Chapter 18 – The American Dream


On Day #43 of no frivolous shopping, to celebrate my belated birthday I dined at a chain restaurant at the mega-mall in my hometown. It’s an annual gathering with a group of old friends who endure the Cheesecake Factory because they know my idiosyncrasy: I want to splurge, but only on a low-carb dessert — and of course there’s a cheesecake for that.


In previous years I was always late to dinner. I’d arrive breathless, armed with apologies and plastic bags because I’d shop beforehand; I had to — I was at the mall. For a 6 pm dinner I’d come as early as 4 and hit either Nordstrom Rack or Saks Off 5th. To do both, I’d arrive by 3. If I added TJ Maxx  — and it made sense as all three stores were in close proximity — a 2 pm arrival gave me four hours of uninterrupted browsing. To do all three justice, that was the bare minimum.

Because there’s nothing more frustrating than having aisle after aisle of retail therapy available and not enough time to try on shoes and tops, sample perfumes and examine makeup colors, ogle home decor and stroke linens, towels and blankets, and hit every CLEARANCE section to buy those things you really don’t want or need… but come on, look at the price!


I have never been much of a drinker except for those years in college when alcohol was the social lubricant that made anything possible — and most actions regrettable; so I can’t say that I know the tug of the bottle or how a half glass of honey-colored liquid can soften the blows of a difficult day (except for the last full-time job I held). But I do know how shopping used to make me feel: like a child headed to Disneyworld.

This became clearer to me after I gave birth. My first daughter was just over 2 years old when my second one was born, so for a solid six-year stretch I rarely got out of the house without a baby or child in a stroller and a diaper bag loaded with toys and snacks slung over my shoulder.

Everyone tells you how having a baby will change your life. But nobody says outright, “Shopping? Fuhgedaboudit. Any pleasure you once derived will be wiped out by having kids in tow.”

I still remember the first time the older one entered kindergarten and the younger one went to morning preschool.

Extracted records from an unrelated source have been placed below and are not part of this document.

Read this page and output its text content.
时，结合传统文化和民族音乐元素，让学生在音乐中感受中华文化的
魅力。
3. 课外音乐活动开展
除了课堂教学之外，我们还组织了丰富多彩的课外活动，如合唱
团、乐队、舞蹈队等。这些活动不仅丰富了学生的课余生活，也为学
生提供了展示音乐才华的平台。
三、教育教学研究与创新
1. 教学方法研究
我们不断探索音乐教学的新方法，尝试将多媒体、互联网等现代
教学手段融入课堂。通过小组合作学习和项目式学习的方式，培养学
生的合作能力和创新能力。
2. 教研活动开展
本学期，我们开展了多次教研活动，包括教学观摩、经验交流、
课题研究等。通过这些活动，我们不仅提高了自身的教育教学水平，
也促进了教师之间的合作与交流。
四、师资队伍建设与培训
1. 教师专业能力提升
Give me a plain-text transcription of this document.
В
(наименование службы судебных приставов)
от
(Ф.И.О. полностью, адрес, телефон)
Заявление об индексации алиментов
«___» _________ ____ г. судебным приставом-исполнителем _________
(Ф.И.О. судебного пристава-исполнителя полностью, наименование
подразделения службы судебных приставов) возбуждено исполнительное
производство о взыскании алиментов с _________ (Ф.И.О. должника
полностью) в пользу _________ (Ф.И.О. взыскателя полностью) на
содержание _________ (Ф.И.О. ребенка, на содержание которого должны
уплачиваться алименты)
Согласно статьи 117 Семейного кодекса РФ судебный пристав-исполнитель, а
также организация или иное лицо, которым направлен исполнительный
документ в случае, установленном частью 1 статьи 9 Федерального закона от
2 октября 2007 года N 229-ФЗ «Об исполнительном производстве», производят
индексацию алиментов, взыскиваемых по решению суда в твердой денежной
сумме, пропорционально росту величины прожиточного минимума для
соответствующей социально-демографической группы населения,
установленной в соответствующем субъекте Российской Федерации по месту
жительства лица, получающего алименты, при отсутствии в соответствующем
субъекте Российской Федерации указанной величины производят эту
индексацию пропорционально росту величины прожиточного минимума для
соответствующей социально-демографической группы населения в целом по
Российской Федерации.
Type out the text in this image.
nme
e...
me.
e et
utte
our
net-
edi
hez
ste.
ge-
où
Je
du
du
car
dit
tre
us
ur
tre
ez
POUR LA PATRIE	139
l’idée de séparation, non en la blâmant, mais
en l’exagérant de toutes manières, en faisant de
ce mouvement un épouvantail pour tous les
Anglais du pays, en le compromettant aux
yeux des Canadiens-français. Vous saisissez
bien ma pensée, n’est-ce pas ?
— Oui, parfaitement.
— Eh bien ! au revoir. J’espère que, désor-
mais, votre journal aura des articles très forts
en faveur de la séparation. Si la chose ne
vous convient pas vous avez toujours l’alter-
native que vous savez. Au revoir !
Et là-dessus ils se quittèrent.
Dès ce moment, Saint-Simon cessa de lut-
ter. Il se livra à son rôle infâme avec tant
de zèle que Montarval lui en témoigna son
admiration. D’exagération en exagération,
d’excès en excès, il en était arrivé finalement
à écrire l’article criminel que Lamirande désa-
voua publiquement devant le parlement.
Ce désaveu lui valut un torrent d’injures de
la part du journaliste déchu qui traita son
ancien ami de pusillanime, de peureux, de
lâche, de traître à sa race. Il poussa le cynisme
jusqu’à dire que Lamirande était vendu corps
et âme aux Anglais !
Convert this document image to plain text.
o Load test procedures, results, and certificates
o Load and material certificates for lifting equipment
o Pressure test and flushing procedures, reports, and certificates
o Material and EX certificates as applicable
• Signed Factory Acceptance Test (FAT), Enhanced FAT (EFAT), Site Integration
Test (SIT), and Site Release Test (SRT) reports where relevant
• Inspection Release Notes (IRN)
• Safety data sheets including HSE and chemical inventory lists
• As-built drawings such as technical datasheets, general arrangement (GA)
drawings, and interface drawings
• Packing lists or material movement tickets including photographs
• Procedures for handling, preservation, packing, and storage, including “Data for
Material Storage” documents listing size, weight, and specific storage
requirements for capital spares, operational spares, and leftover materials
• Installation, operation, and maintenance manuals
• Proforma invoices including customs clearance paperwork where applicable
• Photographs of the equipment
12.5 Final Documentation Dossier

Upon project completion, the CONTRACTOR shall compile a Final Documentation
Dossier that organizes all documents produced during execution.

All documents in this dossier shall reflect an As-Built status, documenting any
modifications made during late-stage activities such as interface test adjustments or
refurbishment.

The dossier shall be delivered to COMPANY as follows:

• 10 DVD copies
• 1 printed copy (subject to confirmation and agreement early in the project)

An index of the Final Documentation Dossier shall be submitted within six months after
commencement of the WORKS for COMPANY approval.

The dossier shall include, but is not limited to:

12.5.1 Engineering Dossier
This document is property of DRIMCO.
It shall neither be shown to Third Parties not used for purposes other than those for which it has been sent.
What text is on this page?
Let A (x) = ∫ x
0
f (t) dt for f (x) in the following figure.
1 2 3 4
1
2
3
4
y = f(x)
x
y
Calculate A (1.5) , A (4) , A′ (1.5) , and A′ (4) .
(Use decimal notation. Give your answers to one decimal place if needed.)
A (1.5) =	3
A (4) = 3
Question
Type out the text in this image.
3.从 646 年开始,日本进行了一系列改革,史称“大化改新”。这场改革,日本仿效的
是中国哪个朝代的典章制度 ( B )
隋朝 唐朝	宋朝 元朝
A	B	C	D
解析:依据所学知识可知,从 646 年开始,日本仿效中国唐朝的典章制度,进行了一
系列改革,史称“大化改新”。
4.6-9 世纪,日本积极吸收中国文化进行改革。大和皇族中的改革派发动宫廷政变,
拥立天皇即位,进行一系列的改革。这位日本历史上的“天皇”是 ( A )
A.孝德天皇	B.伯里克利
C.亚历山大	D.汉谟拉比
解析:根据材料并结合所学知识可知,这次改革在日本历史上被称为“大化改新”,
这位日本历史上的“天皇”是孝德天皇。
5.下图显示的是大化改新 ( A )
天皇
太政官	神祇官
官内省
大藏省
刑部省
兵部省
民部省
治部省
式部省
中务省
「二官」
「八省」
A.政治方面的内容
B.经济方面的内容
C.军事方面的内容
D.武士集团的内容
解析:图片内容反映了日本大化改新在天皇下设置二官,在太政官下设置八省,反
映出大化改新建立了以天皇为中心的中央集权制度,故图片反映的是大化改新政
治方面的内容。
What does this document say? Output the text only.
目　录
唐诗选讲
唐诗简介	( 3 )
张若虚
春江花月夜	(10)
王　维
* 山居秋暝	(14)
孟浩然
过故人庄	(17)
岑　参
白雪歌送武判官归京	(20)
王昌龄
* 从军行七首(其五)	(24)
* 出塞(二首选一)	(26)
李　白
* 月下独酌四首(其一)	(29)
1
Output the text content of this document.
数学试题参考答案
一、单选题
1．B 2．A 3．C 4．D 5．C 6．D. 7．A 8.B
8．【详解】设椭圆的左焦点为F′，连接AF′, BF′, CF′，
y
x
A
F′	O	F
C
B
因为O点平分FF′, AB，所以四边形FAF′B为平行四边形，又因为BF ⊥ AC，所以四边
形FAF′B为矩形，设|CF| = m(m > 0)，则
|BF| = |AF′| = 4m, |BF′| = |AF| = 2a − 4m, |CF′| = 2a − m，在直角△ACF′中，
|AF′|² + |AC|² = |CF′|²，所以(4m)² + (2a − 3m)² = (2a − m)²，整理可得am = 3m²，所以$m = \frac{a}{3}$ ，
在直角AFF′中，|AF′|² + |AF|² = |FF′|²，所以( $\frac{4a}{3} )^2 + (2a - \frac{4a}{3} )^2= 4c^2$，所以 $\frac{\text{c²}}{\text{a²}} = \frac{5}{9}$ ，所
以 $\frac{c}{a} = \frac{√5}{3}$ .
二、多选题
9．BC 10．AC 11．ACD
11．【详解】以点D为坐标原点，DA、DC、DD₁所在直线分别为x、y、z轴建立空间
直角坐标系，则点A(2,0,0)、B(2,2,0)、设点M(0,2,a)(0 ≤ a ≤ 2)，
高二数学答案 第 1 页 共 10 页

Though Em was enrolled for four hours a day just twice a week, those eight hours of freedom meant I could go shopping. Alone. Just my purse over my shoulder, not a care in the world.


I remember what it was like to walk into that mall (before it morphed into a mega-mall) and ride the escalator up, up, up three flights, tipping my head back to gaze blissfully at the skylight overhead, soaking in the opportunity of the moment, surrounded by stores and racks and shelves and goods and services, sales associates and store managers, things to admire and things to buy and things to enhance my life and well-being.

I felt like Mary Tyler Moore conquering Minneapolis. I wanted to toss my hat into the air and twirl around. I was back in the stream of commerce, the flow of money and plastic exchanging hands, the pulse and beat of shoppers moving like ants through an anthill.

I felt joy. I’m not ashamed to say it. I felt ecstatic. And now, in retrospect, I can see I was a recovering addict who’d dried out not by choice but by circumstance, and now I was back and looking to score.


That was 20 years ago. My daughters have since grown, flown the nest, and I have all the time in the world to shop, yet I’ve self-imposed this restriction. And tonight, when I walked into the mall for dinner, not arriving early but getting there just 5 minutes before we were scheduled to meet, I felt that same sort of joy well up. And yet, I knew I wouldn’t be shopping, so where did that spring from?


For better or worse, the mall has become the town center in many of our communities. That’s where we cross paths with the widest swath of ages, stages, races, religions, backgrounds — people we might not otherwise encounter in our typical day-to-day routines. At the mall in my hometown, a number of entertainment venues means that it’s something of a tourist spot as well. In the parking lot I spot Canadian license plates; in the hallways I hear accents, languages I don’t understand, see faces not normally found in my neighborhood.

Inside the mall, on display in every storefront window is the American Dream. Carry the right handbag and all doors will open to you. Wear the right athletic footwear and you’ll command respect.


Even though I’m literally not buying into that these days, I can still feel the electric sizzle of economics at play in the mall. I can sense the hope that courses with each heartbeat: with enough dollars in your wallet, all will be well.

And I wonder about those recovering alcoholics I know. Can they sit in a bar and enjoy the camaraderie, the cheer, the company, and not yearn? Am I feeling joy at being inside the mall for all the reasons I’ve described above, or is this me sniffing the bottle and getting high off the slightest whiff?

By the time I left at 9:30 pm, all the stores were closed. The old me would have mourned the lost shopping opportunities. The me that’s writing this shakes her head. Tonight I barely dodged a spending bullet, aimed straight at my almost-cheating heart.